I'm not aware of any, but we're not to the point of adding new features to hivemind quite yet (probably we'll be there soon, just a few more things to finish and test).
Looking at the old code it looks like it was a working feature (reblog-delete), but now it seems broken. At first glance it will only do its job when that operation is in the same pack of blocks processed as a group, that is, it prevents flushing of new reblogs that were canceled soon after - even then it won't work correctly in all cases.
Edit: my bad, I've missed one call since I expected deletion process to be accumulated and flushed like new reblogs, but it is done right away. So it should work in general, except one case that will be detected by one of the scenarios below.
I propose the following tests:
reblog followed at some distance by reblog-delete, but in the same pack of blocks during initial sync
like above but both in the same block, preferably during live sync
like 1. followed by renewed reblog of the same post, still in the same pack of blocks
like 2. followed by renewed reblog of the same post, still in the same live block
reblog then reblog-delete during initial sync but in separate packs of blocks
reblog during initial sync, reblog-delete during live sync
both reblog and reblog-delete in separate live blocks
and for the good measure
reblog/reblog-delete authorized by someone other than blogger (two versions: unrelated account or post author that is not the same account as blogger)

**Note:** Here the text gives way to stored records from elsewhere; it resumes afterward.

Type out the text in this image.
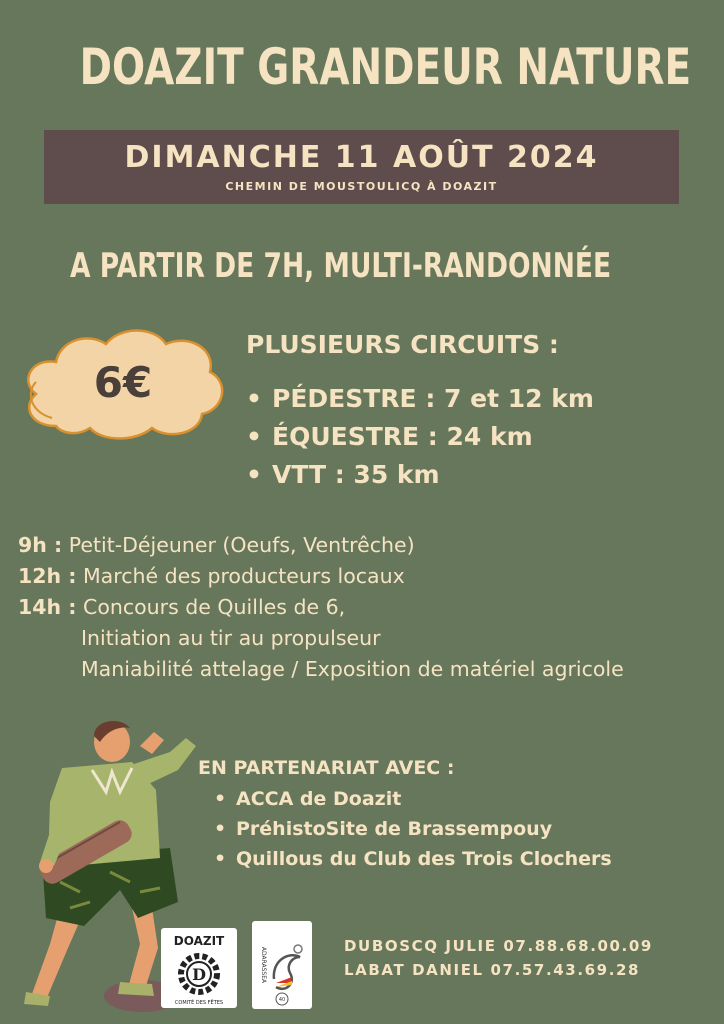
DOAZIT GRANDEUR NATURE
DIMANCHE 11 AOÛT 2024
CHEMIN DE MOUSTOULICQ À DOAZIT
A PARTIR DE 7H, MULTI-RANDONNÉE
6€
PLUSIEURS CIRCUITS :
• PÉDESTRE : 7 et 12 km
• ÉQUESTRE : 24 km
• VTT : 35 km
9h : Petit-Déjeuner (Oeufs, Ventrêche)
12h : Marché des producteurs locaux
14h : Concours de Quilles de 6,
Initiation au tir au propulseur
Maniabilité attelage / Exposition de matériel agricole
EN PARTENARIAT AVEC :
• ACCA de Doazit
• PréhistoSite de Brassempouy
• Quillous du Club des Trois Clochers
D
DOAZIT
COMITÉ DES FÊTES
ADARASSEA
40
DUBOSCQ JULIE 07.88.68.00.09
LABAT DANIEL 07.57.43.69.28
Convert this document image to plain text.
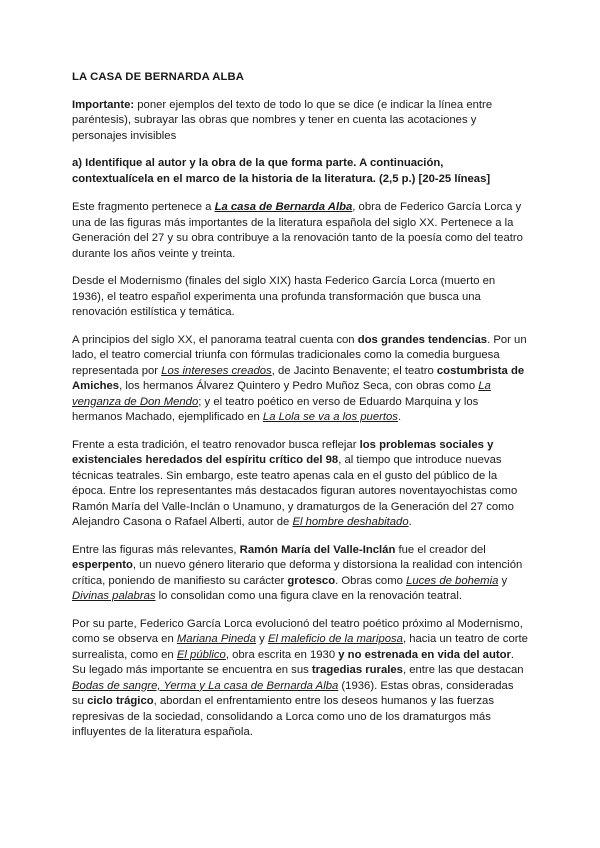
LA CASA DE BERNARDA ALBA

Importante: poner ejemplos del texto de todo lo que se dice (e indicar la línea entre paréntesis), subrayar las obras que nombres y tener en cuenta las acotaciones y personajes invisibles

a) Identifique al autor y la obra de la que forma parte. A continuación, contextualícela en el marco de la historia de la literatura. (2,5 p.) [20-25 líneas]

Este fragmento pertenece a La casa de Bernarda Alba, obra de Federico García Lorca y una de las figuras más importantes de la literatura española del siglo XX. Pertenece a la Generación del 27 y su obra contribuye a la renovación tanto de la poesía como del teatro durante los años veinte y treinta.

Desde el Modernismo (finales del siglo XIX) hasta Federico García Lorca (muerto en 1936), el teatro español experimenta una profunda transformación que busca una renovación estilística y temática.

A principios del siglo XX, el panorama teatral cuenta con dos grandes tendencias. Por un lado, el teatro comercial triunfa con fórmulas tradicionales como la comedia burguesa representada por Los intereses creados, de Jacinto Benavente; el teatro costumbrista de Amiches, los hermanos Álvarez Quintero y Pedro Muñoz Seca, con obras como La venganza de Don Mendo; y el teatro poético en verso de Eduardo Marquina y los hermanos Machado, ejemplificado en La Lola se va a los puertos.

Frente a esta tradición, el teatro renovador busca reflejar los problemas sociales y existenciales heredados del espíritu crítico del 98, al tiempo que introduce nuevas técnicas teatrales. Sin embargo, este teatro apenas cala en el gusto del público de la época. Entre los representantes más destacados figuran autores noventayochistas como Ramón María del Valle-Inclán o Unamuno, y dramaturgos de la Generación del 27 como Alejandro Casona o Rafael Alberti, autor de El hombre deshabitado.

Entre las figuras más relevantes, Ramón María del Valle-Inclán fue el creador del esperpento, un nuevo género literario que deforma y distorsiona la realidad con intención crítica, poniendo de manifiesto su carácter grotesco. Obras como Luces de bohemia y Divinas palabras lo consolidan como una figura clave en la renovación teatral.

Por su parte, Federico García Lorca evolucionó del teatro poético próximo al Modernismo, como se observa en Mariana Pineda y El maleficio de la mariposa, hacia un teatro de corte surrealista, como en El público, obra escrita en 1930 y no estrenada en vida del autor. Su legado más importante se encuentra en sus tragedias rurales, entre las que destacan Bodas de sangre, Yerma y La casa de Bernarda Alba (1936). Estas obras, consideradas su ciclo trágico, abordan el enfrentamiento entre los deseos humanos y las fuerzas represivas de la sociedad, consolidando a Lorca como uno de los dramaturgos más influyentes de la literatura española.
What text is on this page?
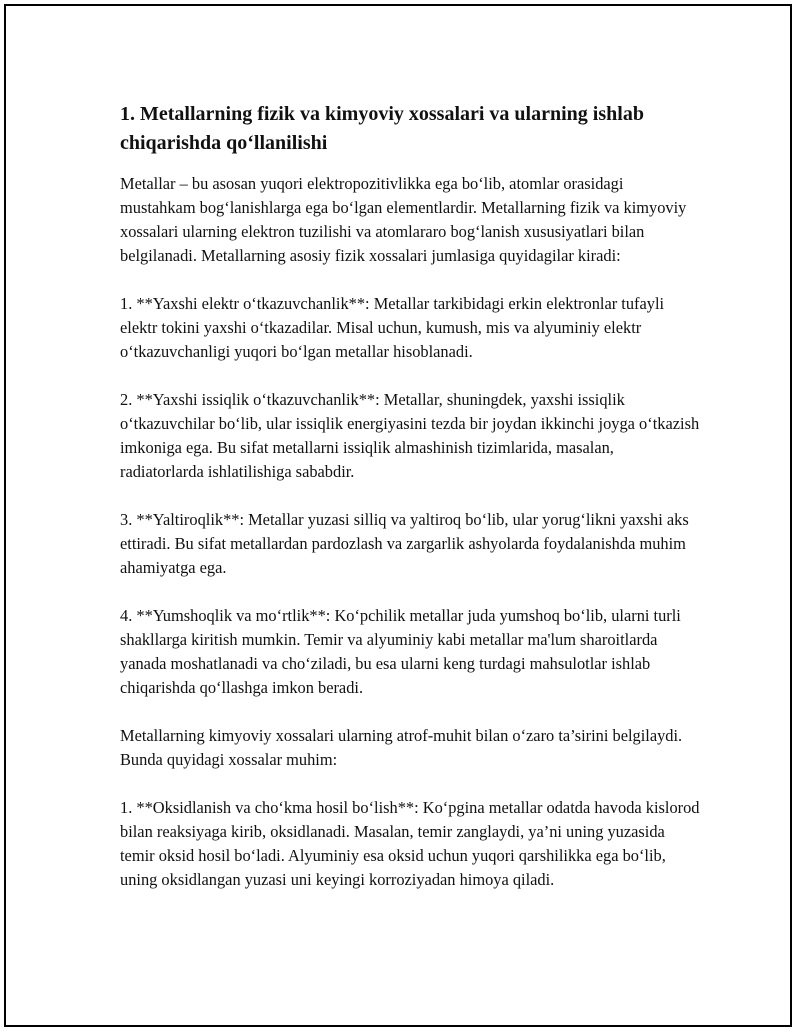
1. Metallarning fizik va kimyoviy xossalari va ularning ishlab chiqarishda qo‘llanilishi

Metallar – bu asosan yuqori elektropozitivlikka ega bo‘lib, atomlar orasidagi mustahkam bog‘lanishlarga ega bo‘lgan elementlardir. Metallarning fizik va kimyoviy xossalari ularning elektron tuzilishi va atomlararo bog‘lanish xususiyatlari bilan belgilanadi. Metallarning asosiy fizik xossalari jumlasiga quyidagilar kiradi:

1. **Yaxshi elektr o‘tkazuvchanlik**: Metallar tarkibidagi erkin elektronlar tufayli elektr tokini yaxshi o‘tkazadilar. Misal uchun, kumush, mis va alyuminiy elektr o‘tkazuvchanligi yuqori bo‘lgan metallar hisoblanadi.

2. **Yaxshi issiqlik o‘tkazuvchanlik**: Metallar, shuningdek, yaxshi issiqlik o‘tkazuvchilar bo‘lib, ular issiqlik energiyasini tezda bir joydan ikkinchi joyga o‘tkazish imkoniga ega. Bu sifat metallarni issiqlik almashinish tizimlarida, masalan, radiatorlarda ishlatilishiga sababdir.

3. **Yaltiroqlik**: Metallar yuzasi silliq va yaltiroq bo‘lib, ular yorug‘likni yaxshi aks ettiradi. Bu sifat metallardan pardozlash va zargarlik ashyolarda foydalanishda muhim ahamiyatga ega.

4. **Yumshoqlik va mo‘rtlik**: Ko‘pchilik metallar juda yumshoq bo‘lib, ularni turli shakllarga kiritish mumkin. Temir va alyuminiy kabi metallar ma'lum sharoitlarda yanada moshatlanadi va cho‘ziladi, bu esa ularni keng turdagi mahsulotlar ishlab chiqarishda qo‘llashga imkon beradi.

Metallarning kimyoviy xossalari ularning atrof-muhit bilan o‘zaro ta’sirini belgilaydi. Bunda quyidagi xossalar muhim:

1. **Oksidlanish va cho‘kma hosil bo‘lish**: Ko‘pgina metallar odatda havoda kislorod bilan reaksiyaga kirib, oksidlanadi. Masalan, temir zanglaydi, ya’ni uning yuzasida temir oksid hosil bo‘ladi. Alyuminiy esa oksid uchun yuqori qarshilikka ega bo‘lib, uning oksidlangan yuzasi uni keyingi korroziyadan himoya qiladi.
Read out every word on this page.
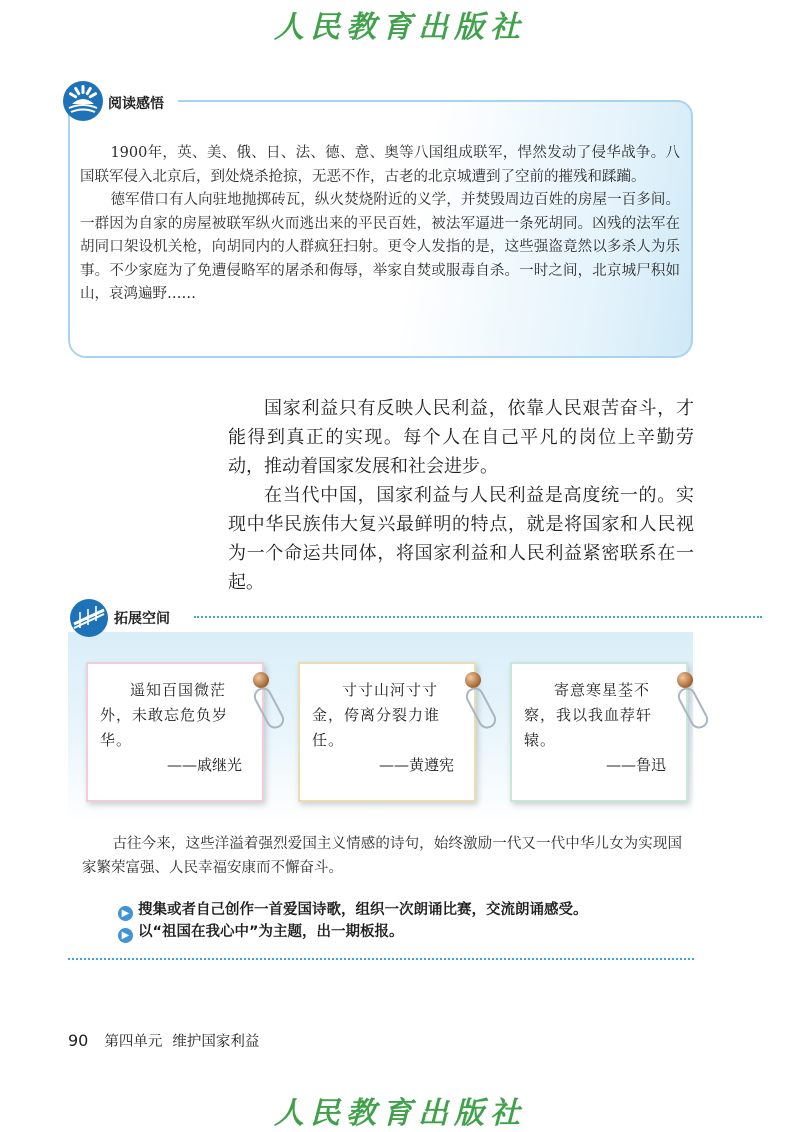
人民教育出版社
阅读感悟

1900年，英、美、俄、日、法、德、意、奥等八国组成联军，悍然发动了侵华战争。八国联军侵入北京后，到处烧杀抢掠，无恶不作，古老的北京城遭到了空前的摧残和蹂躏。

德军借口有人向驻地抛掷砖瓦，纵火焚烧附近的义学，并焚毁周边百姓的房屋一百多间。一群因为自家的房屋被联军纵火而逃出来的平民百姓，被法军逼进一条死胡同。凶残的法军在胡同口架设机关枪，向胡同内的人群疯狂扫射。更令人发指的是，这些强盗竟然以多杀人为乐事。不少家庭为了免遭侵略军的屠杀和侮辱，举家自焚或服毒自杀。一时之间，北京城尸积如山，哀鸿遍野……

国家利益只有反映人民利益，依靠人民艰苦奋斗，才能得到真正的实现。每个人在自己平凡的岗位上辛勤劳动，推动着国家发展和社会进步。

在当代中国，国家利益与人民利益是高度统一的。实现中华民族伟大复兴最鲜明的特点，就是将国家和人民视为一个命运共同体，将国家利益和人民利益紧密联系在一起。

拓展空间
遥知百国微茫外，未敢忘危负岁华。
——戚继光
寸寸山河寸寸金，侉离分裂力谁任。
——黄遵宪
寄意寒星荃不察，我以我血荐轩辕。
——鲁迅

古往今来，这些洋溢着强烈爱国主义情感的诗句，始终激励一代又一代中华儿女为实现国家繁荣富强、人民幸福安康而不懈奋斗。

▶ 搜集或者自己创作一首爱国诗歌，组织一次朗诵比赛，交流朗诵感受。
▶ 以“祖国在我心中”为主题，出一期板报。
90 第四单元 维护国家利益
人民教育出版社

reblog-delete of post that never existed
reblog-delete of post that was deleted (in the same pack of initial sync blocks, in different packs, operation in live block while delete in initial sync, both in live blocks - same or different)
@asgarth From what I understood, you simply issue a reblog custom_json operation with the following data: ["delete",{"account":"account_name","author":"author_name","permlink":"post_permlink"}]
@dan@arcange sorry for taking so long before sharing feedback on this one. I tried to delete a reblog but it's not working as expected. Maybe I'm doing something wrong?
The first transaction (id = follow with reblog in json) actually activating reblog is a bug in Hivemind caused by reuse of the same function to handle both follow and reblog. For both cases the scheme is the following: "id":command_str,"json":[command_str,data_dict] so correct reblog looks like this:
"id": "reblog", "json": ["reblog",{"account":"asgarth-dev","author":"peakd","permlink":"peakd-core-values-and-home-page","delete":"delete"}] (yes, the same as above with just "delete":"delete" added to data)
Note, that different scheme used to work (which made more sense IMHO) but only up to block 6mln for some reason: "id":command_str,"json":data_dict
Ok, small update. I've looked at the old code (from HF23) and it looks like the problem is different from what I saw in new code. The first transaction was actually ok for old code because reblog apparently was part of follow command. Reblog-delete also worked (the same way as today - just repeat the same operation as in reblog with "delete":"delete" added to data). Why "reblog" was later introduced as new type of "id" is something I don't know. The examples I've given above should work ok, but it looks like if you change value of "id" to "follow" in them it should also work and it is not a bug because it used to work like that by design.
I'm not completely sure, but if I remember this right before HF23 both follow/ignore and reblog were all stored in the same DB table. This is why both used follow as id.
IMHO, having "reblog ...reblog ...delete:delete" is all but intuitive.
Poor design of an API call, unless someone can explain to me why it was designed like this.